Physics-Informed Neural Networks for Nonlinear Output Regulation

TL;DR

This paper introduces a physics-informed neural network approach to solve regulator PDEs for nonlinear output regulation, enabling real-time, generalizable control solutions without precomputed data.

Contribution

It presents a novel PINN-based method to directly approximate regulator solutions, improving real-time inference and generalization in nonlinear output regulation tasks.

Findings

PINN accurately reconstructs the zero-error manifold.

Method generalizes across exosystem variations.

High regulation performance demonstrated on helicopter dynamics.

Abstract

This work addresses the full-information output regulation problem for nonlinear systems, assuming the states of both the plant and the exosystem are known. In this setting, perfect tracking or rejection is achieved by constructing a zero-regulation-error manifold $\pi(w)$ and a feedforward input $c(w)$ that render such manifold invariant. The pair $(\pi(w), c(w))$ is characterized by the regulator equations, i.e., a system of PDEs with an algebraic constraint. We focus on accurately solving the regulator equations introducing a physics-informed neural network (PINN) approach that directly approximates $\pi(w)$ and $c(w)$ by minimizing the residuals under boundary and feasibility conditions, without requiring precomputed trajectories or labeled data.

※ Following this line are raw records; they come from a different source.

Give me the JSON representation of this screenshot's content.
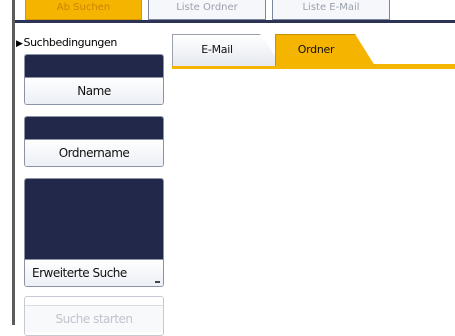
{
  "top_bar": {
    "buttons": [
      "Ab Suchen",
      "Liste Ordner",
      "Liste E-Mail"
    ]
  },
  "search_panel": {
    "title": "Suchbedingungen",
    "title_icon": "triangle-right-icon",
    "fields": [
      {
        "label": "Name",
        "value": ""
      },
      {
        "label": "Ordnername",
        "value": ""
      },
      {
        "label": "Erweiterte Suche",
        "value": ""
      }
    ],
    "start_button": "Suche starten"
  },
  "tabs": [
    {
      "label": "E-Mail",
      "active": false
    },
    {
      "label": "Ordner",
      "active": true
    }
  ],
  "colors": {
    "accent": "#f5b400",
    "field_fill": "#22284a",
    "border": "#8d93a6"
  }
}
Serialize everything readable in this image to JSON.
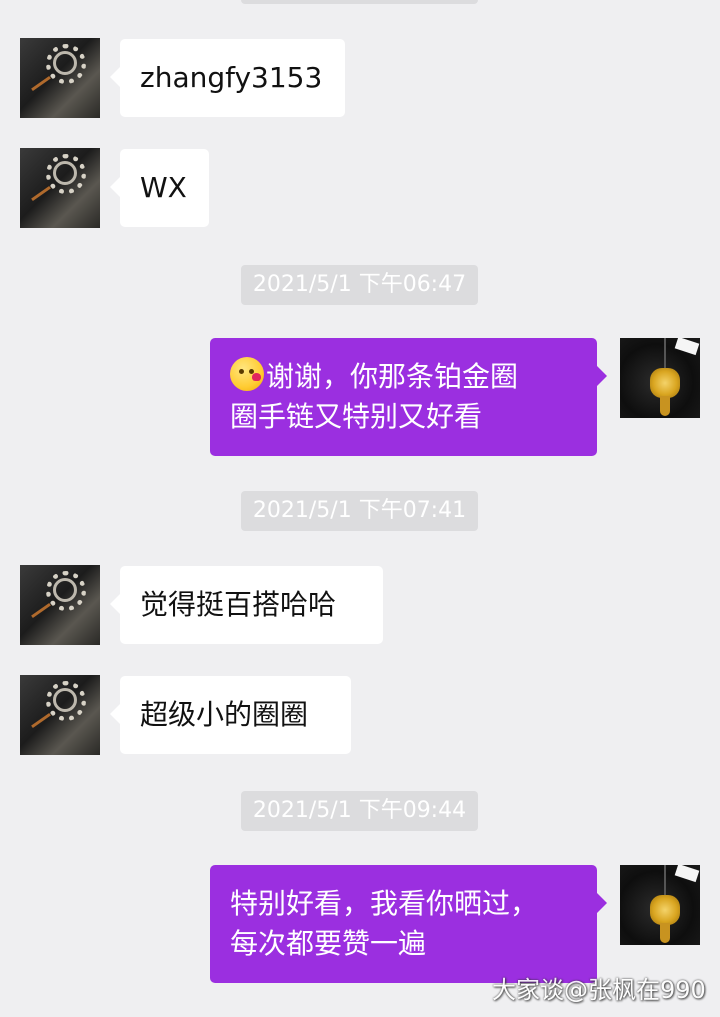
{
  "conversation": {
    "messages": [
      {
        "type": "received",
        "text": "zhangfy3153"
      },
      {
        "type": "received",
        "text": "WX"
      },
      {
        "type": "timestamp",
        "text": "2021/5/1 下午06:47"
      },
      {
        "type": "sent",
        "emoji": "kissing-heart-emoji",
        "text": "谢谢，你那条铂金圈\n圈手链又特别又好看"
      },
      {
        "type": "timestamp",
        "text": "2021/5/1 下午07:41"
      },
      {
        "type": "received",
        "text": "觉得挺百搭哈哈"
      },
      {
        "type": "received",
        "text": "超级小的圈圈"
      },
      {
        "type": "timestamp",
        "text": "2021/5/1 下午09:44"
      },
      {
        "type": "sent",
        "text": "特别好看，我看你晒过，\n每次都要赞一遍"
      }
    ]
  },
  "watermark": {
    "text": "大家谈@张枫在990"
  },
  "colors": {
    "background": "#efeff1",
    "sent_bubble": "#9b2fe0",
    "received_bubble": "#ffffff",
    "timestamp_bg": "#dcdcde"
  }
}
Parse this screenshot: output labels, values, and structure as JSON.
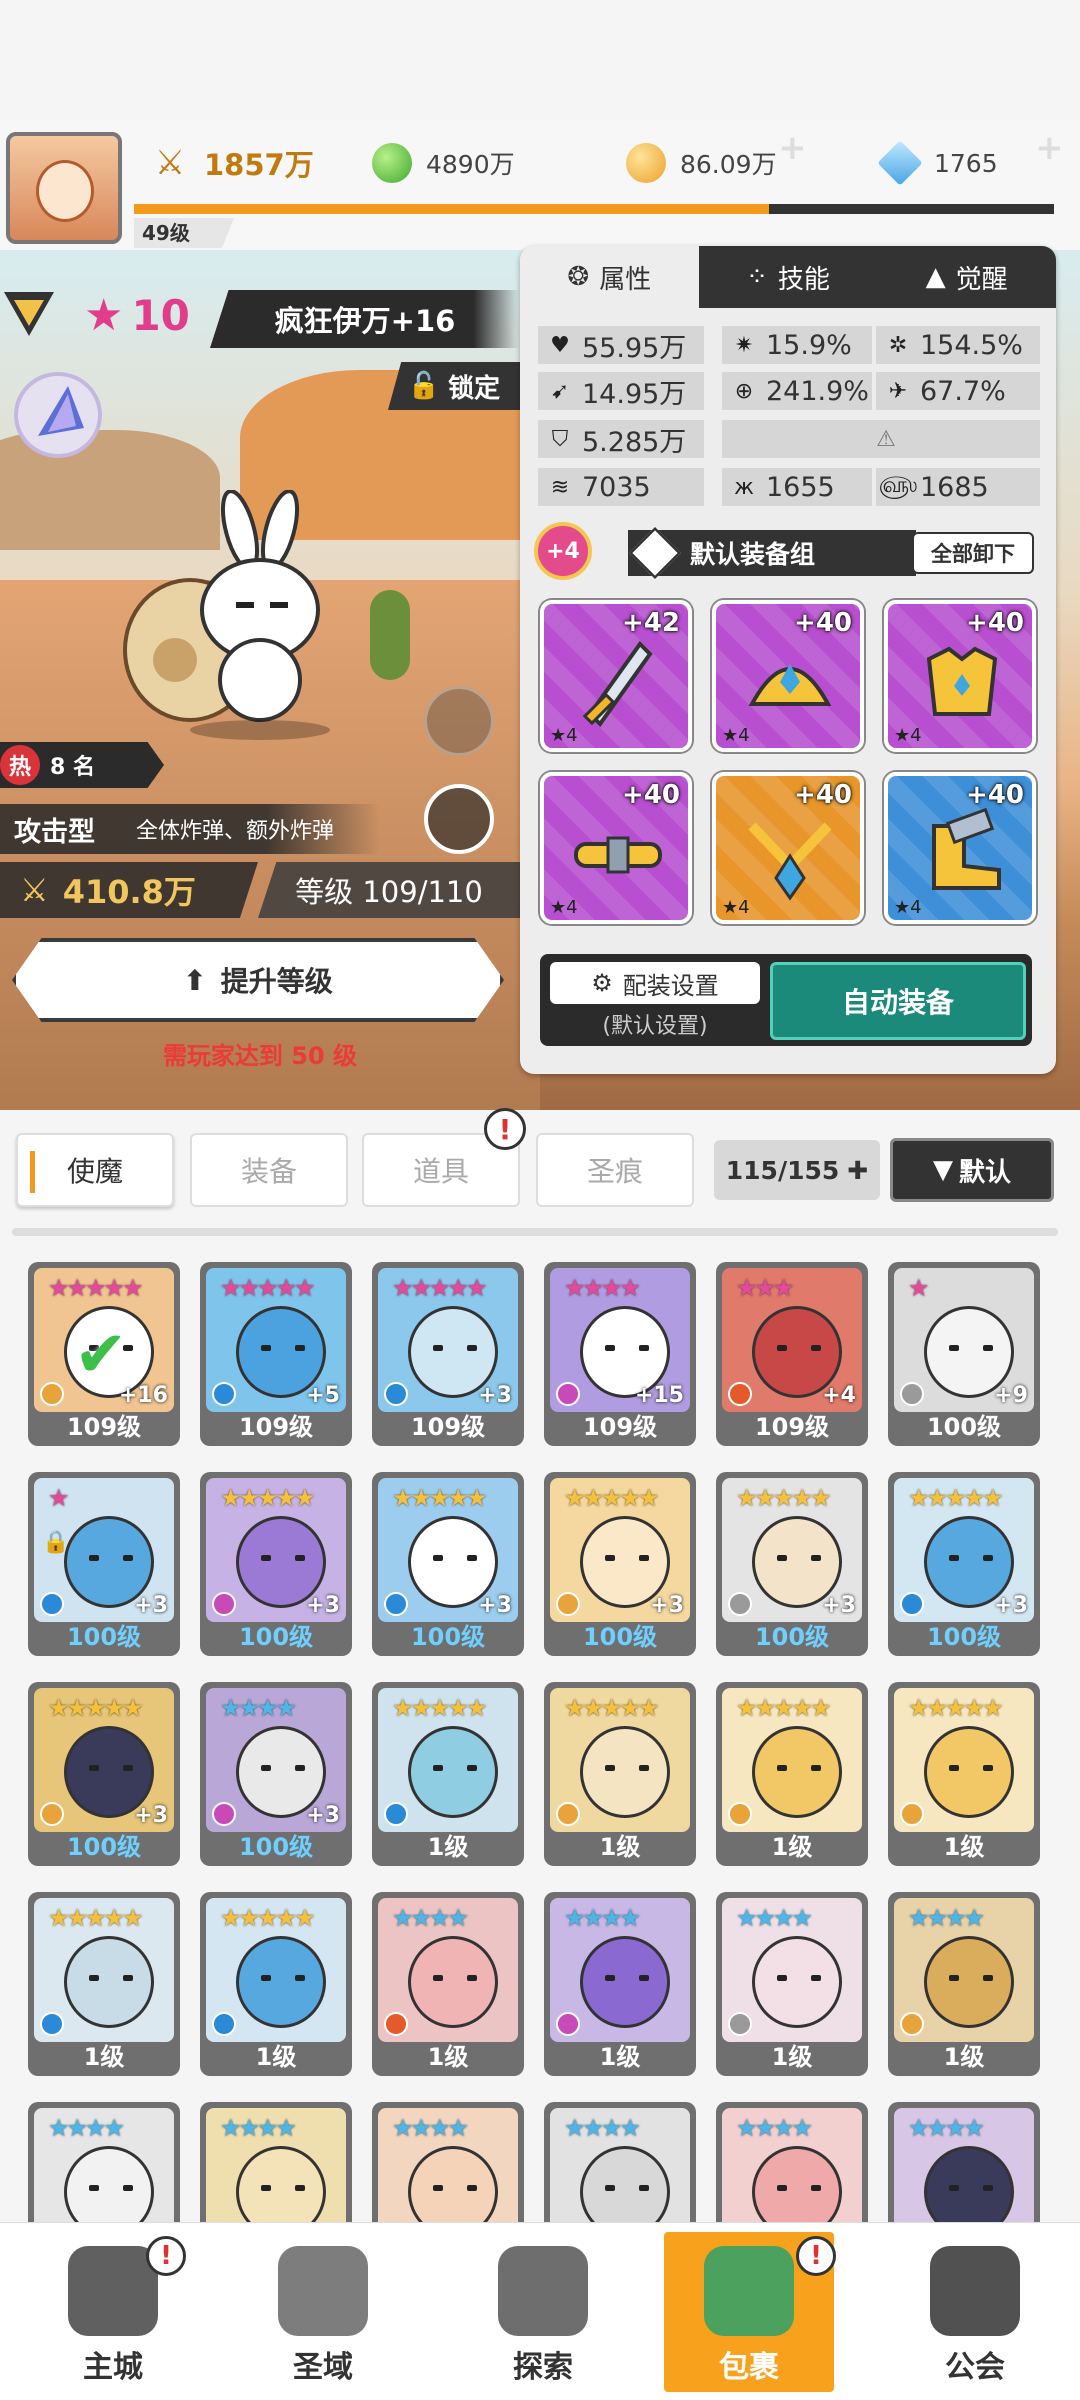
{
  "top": {
    "resources": [
      {
        "name": "power",
        "value": "1857万",
        "icon": "crossed-swords-icon"
      },
      {
        "name": "gold",
        "value": "4890万",
        "icon": "green-gem-icon"
      },
      {
        "name": "coin",
        "value": "86.09万",
        "icon": "gold-coin-icon"
      },
      {
        "name": "diamond",
        "value": "1765",
        "icon": "blue-crystal-icon"
      }
    ],
    "level": "49级",
    "xp_fraction": 0.69
  },
  "hero": {
    "star_count": "10",
    "name": "疯狂伊万+16",
    "lock_label": "锁定",
    "hot_label": "热",
    "hot_rank": "8 名",
    "type": "攻击型",
    "type_desc": "全体炸弹、额外炸弹",
    "power": "410.8万",
    "level": "等级 109/110",
    "upgrade_label": "提升等级",
    "requirement": "需玩家达到 50 级"
  },
  "panel": {
    "tabs": [
      "属性",
      "技能",
      "觉醒"
    ],
    "stats": [
      {
        "icon": "heart-icon",
        "value": "55.95万"
      },
      {
        "icon": "crit-icon",
        "value": "15.9%"
      },
      {
        "icon": "critdmg-icon",
        "value": "154.5%"
      },
      {
        "icon": "attack-icon",
        "value": "14.95万"
      },
      {
        "icon": "target-icon",
        "value": "241.9%"
      },
      {
        "icon": "speed-icon",
        "value": "67.7%"
      },
      {
        "icon": "shield-icon",
        "value": "5.285万"
      },
      {
        "icon": "wind-icon",
        "value": "7035"
      },
      {
        "icon": "dodge-icon",
        "value": "1655"
      },
      {
        "icon": "swirl-icon",
        "value": "1685"
      }
    ],
    "equip_badge": "+4",
    "equip_set": "默认装备组",
    "unequip_all": "全部卸下",
    "equipment": [
      {
        "plus": "+42",
        "stars": "★4",
        "kind": "sword",
        "color": "#b84fd0"
      },
      {
        "plus": "+40",
        "stars": "★4",
        "kind": "helmet",
        "color": "#b84fd0"
      },
      {
        "plus": "+40",
        "stars": "★4",
        "kind": "armor",
        "color": "#b84fd0"
      },
      {
        "plus": "+40",
        "stars": "★4",
        "kind": "belt",
        "color": "#b84fd0"
      },
      {
        "plus": "+40",
        "stars": "★4",
        "kind": "necklace",
        "color": "#e8952a"
      },
      {
        "plus": "+40",
        "stars": "★4",
        "kind": "boots",
        "color": "#3d8fd8"
      }
    ],
    "config_label": "配装设置",
    "config_sub": "(默认设置)",
    "auto_label": "自动装备"
  },
  "filter": {
    "tabs": [
      "使魔",
      "装备",
      "道具",
      "圣痕"
    ],
    "capacity": "115/155",
    "sort_label": "默认"
  },
  "cards": [
    {
      "stars": "★★★★★",
      "star_color": "#e6489a",
      "level": "109级",
      "plus": "+16",
      "bg": "#f1c591",
      "face": "#ffffff",
      "elem": "#e8a43a",
      "check": true
    },
    {
      "stars": "★★★★★",
      "star_color": "#e6489a",
      "level": "109级",
      "plus": "+5",
      "bg": "#7fc4ea",
      "face": "#4ca2de",
      "elem": "#2a8ad8"
    },
    {
      "stars": "★★★★★",
      "star_color": "#e6489a",
      "level": "109级",
      "plus": "+3",
      "bg": "#8cc8ec",
      "face": "#cfe6f3",
      "elem": "#2a8ad8"
    },
    {
      "stars": "★★★★",
      "star_color": "#e6489a",
      "level": "109级",
      "plus": "+15",
      "bg": "#b09ce0",
      "face": "#ffffff",
      "elem": "#c84ab8"
    },
    {
      "stars": "★★★",
      "star_color": "#e6489a",
      "level": "109级",
      "plus": "+4",
      "bg": "#e07a6a",
      "face": "#c84848",
      "elem": "#e55a2a"
    },
    {
      "stars": "★",
      "star_color": "#e6489a",
      "level": "100级",
      "plus": "+9",
      "bg": "#dcdcdc",
      "face": "#f4f4f4",
      "elem": "#9a9a9a"
    },
    {
      "stars": "★",
      "star_color": "#e6489a",
      "level": "100级",
      "plus": "+3",
      "bg": "#cfe3f0",
      "face": "#58a8e0",
      "elem": "#2a8ad8",
      "blue": true,
      "lock": true
    },
    {
      "stars": "★★★★★",
      "star_color": "#f6c13a",
      "level": "100级",
      "plus": "+3",
      "bg": "#c7b2e6",
      "face": "#9b7ad6",
      "elem": "#c84ab8",
      "blue": true
    },
    {
      "stars": "★★★★★",
      "star_color": "#f6c13a",
      "level": "100级",
      "plus": "+3",
      "bg": "#9ccdef",
      "face": "#ffffff",
      "elem": "#2a8ad8",
      "blue": true
    },
    {
      "stars": "★★★★★",
      "star_color": "#f6c13a",
      "level": "100级",
      "plus": "+3",
      "bg": "#f4d8a0",
      "face": "#fbe8c8",
      "elem": "#e8a43a",
      "blue": true
    },
    {
      "stars": "★★★★★",
      "star_color": "#f6c13a",
      "level": "100级",
      "plus": "+3",
      "bg": "#e4e4e4",
      "face": "#f3e3c8",
      "elem": "#9a9a9a",
      "blue": true
    },
    {
      "stars": "★★★★★",
      "star_color": "#f6c13a",
      "level": "100级",
      "plus": "+3",
      "bg": "#d3e7f3",
      "face": "#58a8e0",
      "elem": "#2a8ad8",
      "blue": true
    },
    {
      "stars": "★★★★★",
      "star_color": "#f6c13a",
      "level": "100级",
      "plus": "+3",
      "bg": "#e7c67a",
      "face": "#3a3b5a",
      "elem": "#e8a43a",
      "blue": true
    },
    {
      "stars": "★★★★",
      "star_color": "#4cb6e8",
      "level": "100级",
      "plus": "+3",
      "bg": "#b9a7d8",
      "face": "#e9e9e9",
      "elem": "#c84ab8",
      "blue": true
    },
    {
      "stars": "★★★★★",
      "star_color": "#f6c13a",
      "level": "1级",
      "plus": "",
      "bg": "#cfe3ef",
      "face": "#8fcde2",
      "elem": "#2a8ad8"
    },
    {
      "stars": "★★★★★",
      "star_color": "#f6c13a",
      "level": "1级",
      "plus": "",
      "bg": "#f0d9a0",
      "face": "#f4e4c2",
      "elem": "#e8a43a"
    },
    {
      "stars": "★★★★★",
      "star_color": "#f6c13a",
      "level": "1级",
      "plus": "",
      "bg": "#f6e7c0",
      "face": "#f2c866",
      "elem": "#e8a43a"
    },
    {
      "stars": "★★★★★",
      "star_color": "#f6c13a",
      "level": "1级",
      "plus": "",
      "bg": "#f6e7c0",
      "face": "#f2c866",
      "elem": "#e8a43a"
    },
    {
      "stars": "★★★★★",
      "star_color": "#f6c13a",
      "level": "1级",
      "plus": "",
      "bg": "#dbe8ef",
      "face": "#c7dce6",
      "elem": "#2a8ad8"
    },
    {
      "stars": "★★★★★",
      "star_color": "#f6c13a",
      "level": "1级",
      "plus": "",
      "bg": "#d5e6f3",
      "face": "#58a8e0",
      "elem": "#2a8ad8"
    },
    {
      "stars": "★★★★",
      "star_color": "#4cb6e8",
      "level": "1级",
      "plus": "",
      "bg": "#ecc4c4",
      "face": "#f0b4b4",
      "elem": "#e55a2a"
    },
    {
      "stars": "★★★★",
      "star_color": "#4cb6e8",
      "level": "1级",
      "plus": "",
      "bg": "#c7b8e6",
      "face": "#8a6ad0",
      "elem": "#c84ab8"
    },
    {
      "stars": "★★★★",
      "star_color": "#4cb6e8",
      "level": "1级",
      "plus": "",
      "bg": "#efe0e8",
      "face": "#f3e0e6",
      "elem": "#9a9a9a"
    },
    {
      "stars": "★★★★",
      "star_color": "#4cb6e8",
      "level": "1级",
      "plus": "",
      "bg": "#e8d2a8",
      "face": "#d9ad5c",
      "elem": "#e8a43a"
    },
    {
      "stars": "★★★★",
      "star_color": "#4cb6e8",
      "level": "",
      "plus": "",
      "bg": "#e6e6e6",
      "face": "#f2f2f2",
      "elem": "#9a9a9a"
    },
    {
      "stars": "★★★★",
      "star_color": "#4cb6e8",
      "level": "",
      "plus": "",
      "bg": "#f0dfae",
      "face": "#f4e2b8",
      "elem": "#e8a43a"
    },
    {
      "stars": "★★★★",
      "star_color": "#4cb6e8",
      "level": "",
      "plus": "",
      "bg": "#f2d6c0",
      "face": "#f4d3b8",
      "elem": "#e55a2a"
    },
    {
      "stars": "★★★★",
      "star_color": "#4cb6e8",
      "level": "",
      "plus": "",
      "bg": "#e2e2e2",
      "face": "#d8d8d8",
      "elem": "#9a9a9a"
    },
    {
      "stars": "★★★★",
      "star_color": "#4cb6e8",
      "level": "",
      "plus": "",
      "bg": "#f3d0d0",
      "face": "#f0a9a9",
      "elem": "#e55a2a"
    },
    {
      "stars": "★★★★",
      "star_color": "#4cb6e8",
      "level": "",
      "plus": "",
      "bg": "#d8c6e6",
      "face": "#3a3b5a",
      "elem": "#c84ab8"
    }
  ],
  "nav": {
    "items": [
      {
        "label": "主城",
        "icon": "castle-icon"
      },
      {
        "label": "圣域",
        "icon": "vortex-icon"
      },
      {
        "label": "探索",
        "icon": "sword-stone-icon"
      },
      {
        "label": "包裹",
        "icon": "backpack-icon"
      },
      {
        "label": "公会",
        "icon": "guild-icon"
      }
    ],
    "active_index": 3
  },
  "alerts": {
    "mark": "!"
  }
}
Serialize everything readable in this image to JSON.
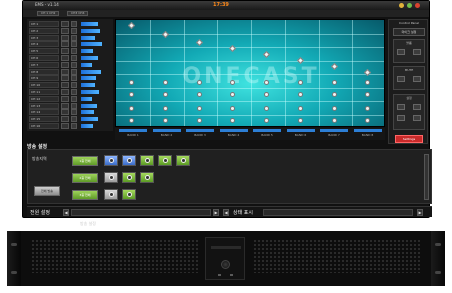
{
  "window": {
    "title": "EMS - v1.14",
    "clock": "17:39",
    "tabs": [
      "CH 1 CH2",
      "CH3 CH4"
    ]
  },
  "channels": [
    {
      "label": "CH 1",
      "level": 0.55
    },
    {
      "label": "CH 2",
      "level": 0.62
    },
    {
      "label": "CH 3",
      "level": 0.48
    },
    {
      "label": "CH 4",
      "level": 0.7
    },
    {
      "label": "CH 5",
      "level": 0.4
    },
    {
      "label": "CH 6",
      "level": 0.58
    },
    {
      "label": "CH 7",
      "level": 0.35
    },
    {
      "label": "CH 8",
      "level": 0.66
    },
    {
      "label": "CH 9",
      "level": 0.5
    },
    {
      "label": "CH 10",
      "level": 0.45
    },
    {
      "label": "CH 11",
      "level": 0.6
    },
    {
      "label": "CH 12",
      "level": 0.38
    },
    {
      "label": "CH 13",
      "level": 0.52
    },
    {
      "label": "CH 14",
      "level": 0.44
    },
    {
      "label": "CH 15",
      "level": 0.57
    },
    {
      "label": "CH 16",
      "level": 0.41
    }
  ],
  "graph": {
    "logo": "ONECAST",
    "band_labels": [
      "BAND 1",
      "BAND 2",
      "BAND 3",
      "BAND 4",
      "BAND 5",
      "BAND 6",
      "BAND 7",
      "BAND 8"
    ]
  },
  "right_panel": {
    "title": "Control Panel",
    "buttons": [
      "마이크 설정",
      "볼륨",
      "MUTE",
      "설정"
    ],
    "red_button": "Settings"
  },
  "section_title": "방송 설정",
  "zones": {
    "title": "방송지역",
    "row_buttons": [
      "1층 전체",
      "2층 전체",
      "3층 전체"
    ],
    "side_button": "전체 방송"
  },
  "bottom": {
    "left_label": "전원 설정",
    "field_text": "방송 설정",
    "right_label": "상태 표시"
  },
  "colors": {
    "graph": "#12a9b5",
    "meter": "#2d7fd6",
    "accent_green": "#7ab83e",
    "clock": "#ff8a1a",
    "alert": "#c92a2a"
  }
}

The learned operator maps exosystem states to steady state plant states and inputs, enables real-time inference and, critically, generalizes across families of the exosystem with varying initial conditions and parameters. The framework is validated on a regulation task that synchronizes a helicopter's vertical dynamics with a harmonically oscillating platform. The resulting PINN-based solver reconstructs the zero-error manifold with high fidelity and sustains regulation performance under exosystem variations, highlighting the potential of learning-enabled solvers for nonlinear output regulation. The proposed approach is broadly applicable to nonlinear systems that admit a solution to the output regulation problem.